Para tanto, muitas são as frentes em que o governo brasileiro deve ser combativo, inclusive atuando na promoção de campanhas educativas, através das quais seja desenvolvido um trabalho de conscientização da sociedade em relação à generalidade dos danos que da pirataria podem advir. A efetiva proteção à propriedade intelectual é dificultada, portanto, não apenas pela negligência governamental, mas também pelo imediatismo e pela desinformação arraigados na cultura brasileira, no sentido de adquirir inadvertidamente o que for mais barato, ignorando os malefícios que tal postura pode proporcionar à sociedade. Decorrência de uma somatória de fatores de ordem pública, bem como privada, o fato é que a reprodução não autorizada de bens chegou a níveis tão alarmantes que, atualmente, tornou-se comum falar-se na institucionalização da pirataria. Juntamente com outros atos ilícitos, a contrafação está dando forma a um novo setor da economia, que encampa, por sua vez, tudo o que é ilícito.

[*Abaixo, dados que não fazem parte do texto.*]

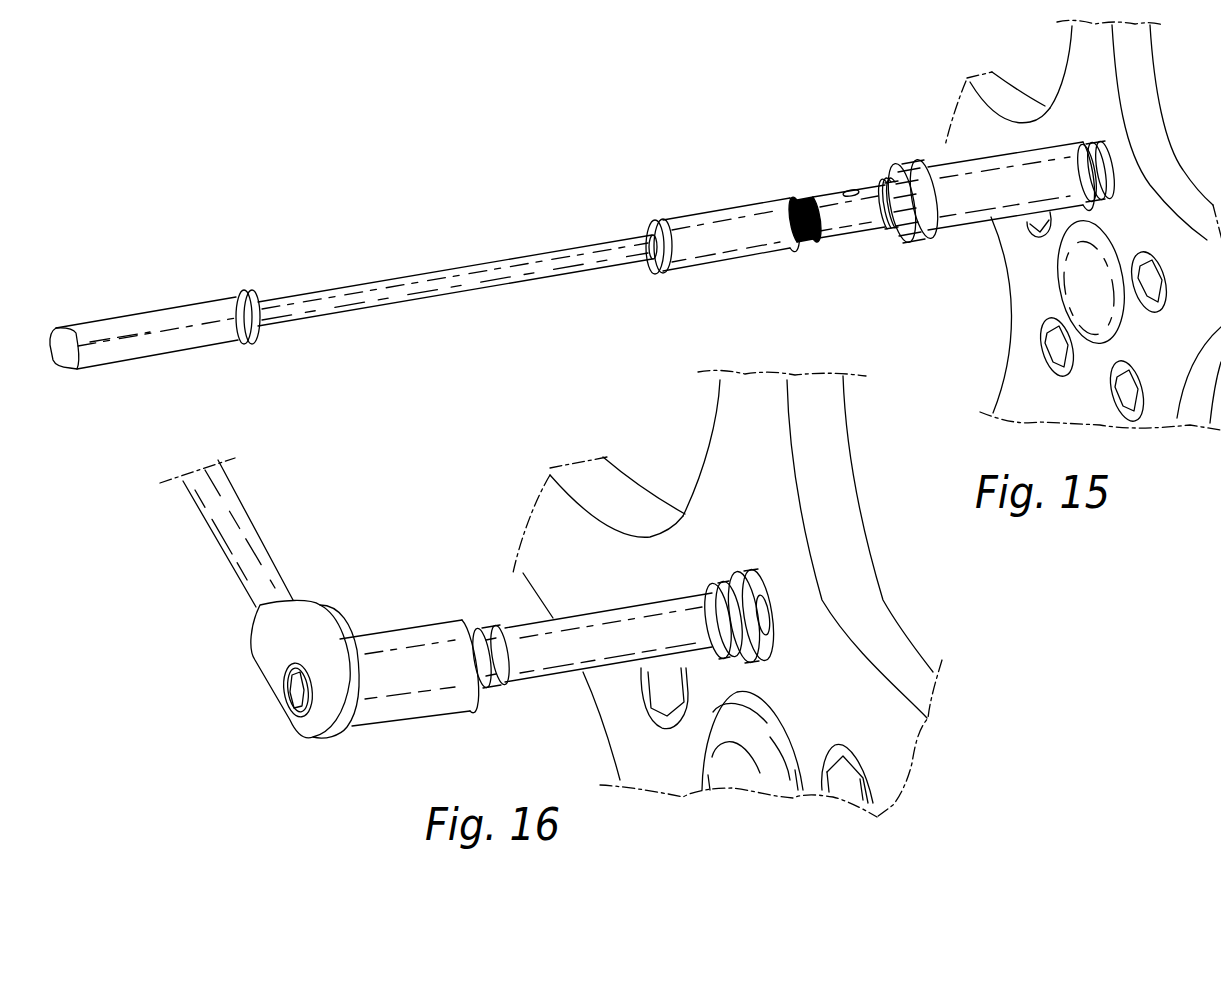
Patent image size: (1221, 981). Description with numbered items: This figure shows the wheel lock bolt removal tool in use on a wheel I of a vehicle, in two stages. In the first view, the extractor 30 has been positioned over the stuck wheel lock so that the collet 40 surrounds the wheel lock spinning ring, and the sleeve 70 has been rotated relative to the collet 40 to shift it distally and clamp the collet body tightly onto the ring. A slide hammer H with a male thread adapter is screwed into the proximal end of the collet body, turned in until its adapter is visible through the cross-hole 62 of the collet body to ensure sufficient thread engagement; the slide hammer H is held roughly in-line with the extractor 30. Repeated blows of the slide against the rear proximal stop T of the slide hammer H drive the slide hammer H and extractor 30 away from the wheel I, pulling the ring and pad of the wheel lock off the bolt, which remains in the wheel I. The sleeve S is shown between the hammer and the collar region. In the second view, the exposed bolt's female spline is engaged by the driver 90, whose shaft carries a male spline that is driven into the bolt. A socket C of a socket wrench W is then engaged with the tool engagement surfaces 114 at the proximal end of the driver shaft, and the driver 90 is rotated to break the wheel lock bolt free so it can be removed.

In FIG. 15, the extractor 30 is at (862, 92).
In FIG. 15, the collet 40 is at (818, 185).
In FIG. 15, the cross-hole 62 is at (851, 190).
In FIG. 15, the sleeve 70 is at (958, 238).
In FIG. 16, the driver 90 is at (568, 690).
In FIG. 16, the tool engagement surfaces 114 is at (496, 640).
In FIG. 15, the proximal stop T is at (243, 290).
In FIG. 15, the slide hammer H is at (316, 262).
In FIG. 15, the sleeve S is at (704, 217).
In FIG. 15, the wheel I is at (1190, 97).
In FIG. 16, the wheel I is at (952, 708).
In FIG. 16, the wheel lock W is at (198, 690).
In FIG. 16, the socket C is at (403, 633).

Convencionou-se chamá-lo de quarto setor, em referência aos três setores da economia formal: o público, o privado, e aquele relativo às ONGs. Os índices comparativos entre os setores mencionados são desalentadores, uma vez que apontam as indústrias do quarto setor como aquelas que mais crescem atualmente na economia.
Diante dessa realidade tão destrutiva, inúmeras áreas da economia brasileira – dentre as quais, aquela que reúne as indústrias de software – privam-se de investir no treinamento e contratação de funcionários, na abertura de novas filiais, na pesquisa para desenvolvimento de novos conceitos, bem como na promoção publicitária de seus produtos, vez que tais investimentos poderão ser débeis quando postos à frente da indústria da pirataria. Por conseguinte, à medida que deixam de investir, as empresas acabam fatalmente por restringir o campo de abrangência de seus consumidores-alvo, sobrevindo, para as mesmas, prejuízos anuais de extrema relevância.
Nota-se, pois, que inúmeras e de diversas naturezas são as medidas a serem implementadas pelo governo brasileiro, a fim de combater o crime de contrafação de software, sob pena de se consolidar a desmoralização do sistema de repressão do Estado, por deixar de cumprir acintosamente latentes disposições legais que ele mesmo criou.
Faz-se necessária a racionalização de uma política antipirataria sólida e impreterivelmente alicerçada no aprimoramento dos sistemas de segurança em portos e aeroportos, na fiscalização policial mais rigorosa nas fronteiras, bem como nas ruas das grandes metrópoles nacionais, no controle da entrada de material de reprodução estrangeiro e, principalmente, no combate direto às quadrilhas e organizações contrafatoras instaladas na fronteira do Brasil com o Paraguai.
Desde logo, é indispensável o reconhecimento pelas autoridades brasileiras de que a proteção à propriedade intelectual, vale dizer, à capacidade inventiva de seus cidadãos, é obrigatória para qualquer nação que se pretenda próspera. Portanto, que seja longo o caminho a ser percorrido para neutralizar a pirataria, mas que o Estado brasileiro comece logo…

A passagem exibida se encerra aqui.